McCallum noted some of the initiatives his new administration has begun since taking office on Feb. 1. These include the Biostar and Techstar initiatives with the UW System, creation of the Wisconsin Angel and Venture Capital Association, the airline hub tax exemption, and the formation of nine technology zones.
McCallum then announced the creation of his "Build Wisconsin" initiative, the "blueprint for a comprehensive and coordinated approach to ensuring that Wisconsin's economy strengthens and grows," an effort that "for the first time ever, [will] bring together all players in the Wisconsin economy with the goal of creating a coordinated, vibrant and realistic business plan for economic development."

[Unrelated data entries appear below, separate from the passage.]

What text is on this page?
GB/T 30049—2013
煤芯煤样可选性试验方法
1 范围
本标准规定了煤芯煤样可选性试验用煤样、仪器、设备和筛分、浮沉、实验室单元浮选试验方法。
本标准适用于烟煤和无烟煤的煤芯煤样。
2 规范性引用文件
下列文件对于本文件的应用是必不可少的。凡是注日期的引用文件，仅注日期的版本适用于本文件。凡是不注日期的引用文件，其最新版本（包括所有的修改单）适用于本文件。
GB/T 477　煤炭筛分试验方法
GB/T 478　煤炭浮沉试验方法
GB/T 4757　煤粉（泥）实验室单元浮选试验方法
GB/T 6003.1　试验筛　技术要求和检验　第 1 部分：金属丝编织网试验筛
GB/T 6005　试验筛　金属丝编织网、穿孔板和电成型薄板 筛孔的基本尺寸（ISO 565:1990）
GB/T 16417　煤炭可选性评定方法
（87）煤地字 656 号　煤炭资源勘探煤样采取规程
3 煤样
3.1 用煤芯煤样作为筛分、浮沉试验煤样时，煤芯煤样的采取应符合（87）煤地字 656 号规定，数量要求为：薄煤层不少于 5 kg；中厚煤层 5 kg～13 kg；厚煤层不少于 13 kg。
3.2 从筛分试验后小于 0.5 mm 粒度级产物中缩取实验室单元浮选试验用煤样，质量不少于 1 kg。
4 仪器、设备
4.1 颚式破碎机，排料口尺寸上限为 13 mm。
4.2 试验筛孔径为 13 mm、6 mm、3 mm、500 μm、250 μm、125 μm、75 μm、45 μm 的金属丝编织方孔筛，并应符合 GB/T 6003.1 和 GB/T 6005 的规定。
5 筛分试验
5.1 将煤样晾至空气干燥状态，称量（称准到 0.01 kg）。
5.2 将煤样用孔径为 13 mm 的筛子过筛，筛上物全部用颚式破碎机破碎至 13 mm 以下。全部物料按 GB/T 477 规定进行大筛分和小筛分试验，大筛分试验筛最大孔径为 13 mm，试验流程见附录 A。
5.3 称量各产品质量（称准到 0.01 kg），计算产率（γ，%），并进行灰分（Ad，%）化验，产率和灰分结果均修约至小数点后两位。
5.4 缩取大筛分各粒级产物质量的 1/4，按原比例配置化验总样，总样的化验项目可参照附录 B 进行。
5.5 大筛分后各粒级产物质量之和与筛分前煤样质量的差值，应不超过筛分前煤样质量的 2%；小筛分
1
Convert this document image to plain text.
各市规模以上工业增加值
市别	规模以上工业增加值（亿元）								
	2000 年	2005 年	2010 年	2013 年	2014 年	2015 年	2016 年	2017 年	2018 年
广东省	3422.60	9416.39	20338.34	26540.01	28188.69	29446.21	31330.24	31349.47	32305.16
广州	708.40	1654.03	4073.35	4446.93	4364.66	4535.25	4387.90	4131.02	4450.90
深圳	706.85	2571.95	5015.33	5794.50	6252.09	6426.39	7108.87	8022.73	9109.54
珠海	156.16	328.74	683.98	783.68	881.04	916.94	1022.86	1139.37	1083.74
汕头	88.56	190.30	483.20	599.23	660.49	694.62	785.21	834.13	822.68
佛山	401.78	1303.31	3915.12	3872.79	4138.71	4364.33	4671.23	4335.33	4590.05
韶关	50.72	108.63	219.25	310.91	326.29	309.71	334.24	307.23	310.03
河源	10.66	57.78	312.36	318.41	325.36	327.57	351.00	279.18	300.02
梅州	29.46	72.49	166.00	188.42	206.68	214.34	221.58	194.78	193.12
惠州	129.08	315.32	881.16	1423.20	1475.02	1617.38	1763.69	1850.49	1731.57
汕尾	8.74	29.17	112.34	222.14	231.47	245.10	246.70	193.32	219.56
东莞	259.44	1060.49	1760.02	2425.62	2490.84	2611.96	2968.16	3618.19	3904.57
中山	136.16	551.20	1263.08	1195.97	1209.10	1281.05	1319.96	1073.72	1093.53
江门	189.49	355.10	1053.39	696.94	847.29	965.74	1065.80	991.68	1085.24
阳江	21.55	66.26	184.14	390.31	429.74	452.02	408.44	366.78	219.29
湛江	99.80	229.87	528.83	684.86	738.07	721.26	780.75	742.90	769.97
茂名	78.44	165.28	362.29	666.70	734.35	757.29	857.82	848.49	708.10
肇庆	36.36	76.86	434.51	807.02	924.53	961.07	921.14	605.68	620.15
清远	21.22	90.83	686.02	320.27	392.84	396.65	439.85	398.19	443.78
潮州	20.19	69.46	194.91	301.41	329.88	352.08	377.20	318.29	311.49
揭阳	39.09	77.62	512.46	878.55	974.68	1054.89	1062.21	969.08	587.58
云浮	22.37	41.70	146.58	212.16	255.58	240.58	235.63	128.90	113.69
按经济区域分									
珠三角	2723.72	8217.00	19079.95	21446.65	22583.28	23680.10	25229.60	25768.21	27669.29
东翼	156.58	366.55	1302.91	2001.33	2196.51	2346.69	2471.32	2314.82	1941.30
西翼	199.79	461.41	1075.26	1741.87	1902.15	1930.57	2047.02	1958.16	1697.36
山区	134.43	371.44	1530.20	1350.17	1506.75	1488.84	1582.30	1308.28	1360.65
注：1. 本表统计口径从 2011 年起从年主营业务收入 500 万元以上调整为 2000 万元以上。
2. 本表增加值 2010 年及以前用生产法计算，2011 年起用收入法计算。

He also discussed "Wisconsin Jobs for Wisconsin Grads," an effort by the UW System to post job openings on the Internet specifically targeting UW System students and alumni. The service will be free to employers. He also announced a goal of increased federal funding in Wisconsin. "Because we represent 1.9% of the U.S. population," he said, "I want us to receive at least that percentage of federal funds."
"My expectations for `Build Wisconsin' raise the bar substantially," said McCallum, "because I want to improve Wisconsin's standard of living. We will only be successful if each of us in this room makes a commitment to `Build Wisconsin.' There is no more important responsibility for me as governor than to oversee the development and implementation of this strategic vision. We have studied the matter of economic development over and over. The time for study has ended. The time for action has arrived."
Wisconsin Economic Summit II resumes Tuesday, Nov. 27 at 8 a.m.